Serap Bastepe-Gray

Dr. Serap Bastepe-Gray, a faculty member at the Peabody Conservatory, left a medical career to become a classical guitarist. A battle with a hand injury during her undergraduate studies at the conservatory led her to TU’s occupational therapy master’s program.

Serap Bastepe-Gray
Bastepe-Gray instructs violinist Ashley Foss with biomechanical retraining techniques. 

While the profession is not typically associated with workplace injuries, Bastepe-Gray says approximately three of four musicians suffer from playing-related musculoskeletal disorders (PRMD). Yet evidence-based preventive programs for PRMD are scarce.

Serap Bastepe-Gray and Marlene Riley
Serap Bastepe-Gray and Marlene Riley develop light strength-training exercises for TU music students.
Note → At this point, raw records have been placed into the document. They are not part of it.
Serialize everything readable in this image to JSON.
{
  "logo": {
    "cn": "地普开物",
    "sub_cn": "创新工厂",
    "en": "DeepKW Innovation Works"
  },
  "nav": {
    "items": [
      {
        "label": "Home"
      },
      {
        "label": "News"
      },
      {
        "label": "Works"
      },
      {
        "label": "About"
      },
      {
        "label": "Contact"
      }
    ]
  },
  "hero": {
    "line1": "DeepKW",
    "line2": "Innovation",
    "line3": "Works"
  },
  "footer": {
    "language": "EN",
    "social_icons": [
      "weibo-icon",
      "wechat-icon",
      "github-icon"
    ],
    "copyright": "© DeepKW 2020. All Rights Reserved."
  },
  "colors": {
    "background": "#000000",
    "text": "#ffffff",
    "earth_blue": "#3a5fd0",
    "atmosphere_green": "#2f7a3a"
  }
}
For the last three years, she has been developing such a program, SOUND WHHAVE, with Marlene Riley, retired clinical associate professor in the Department of Occupational Therapy and Occupational Science. This program provides PRMD prevention support to Towson University’s music students and introduces the topic into the occupational therapy curriculum.

Bastepe-Gray also has presented workshops on injury prevention, management and rehabilitation for performing artists at guitar forums and music schools nationwide and consulted with individual musicians through in-person and online biomechanical retraining sessions.

Bastepe-Gray acknowledges her responsibility to teach the next generation of musicians what she knows. “We are now finding that the PRMD rates among amateur and professional musicians are at epidemic levels,” she explains, noting that TU is the one of only a few occupational therapy programs in the nation to include interventions for musicians’ health and wellness in the curriculum.

“ We are now finding that the playing-related musculoskeletal disorder rates among amateur and professional musicians are at epidemic levels. ”

Serap Bastepe-Gray

A pioneer in the field who has presented internationally on performance health and wellness in student musicians, Bastepe-Gray is now working with other institutions looking to Towson University to help them develop curriculum content for musicians’ health and wellness.

“We are hoping to develop an inter-institutional collaborative platform,” she says. “Given my occupational therapist training combined with my medical background and my own experience as a professionally trained musician, I bring a unique perspective to the field of musicians’ occupational health.”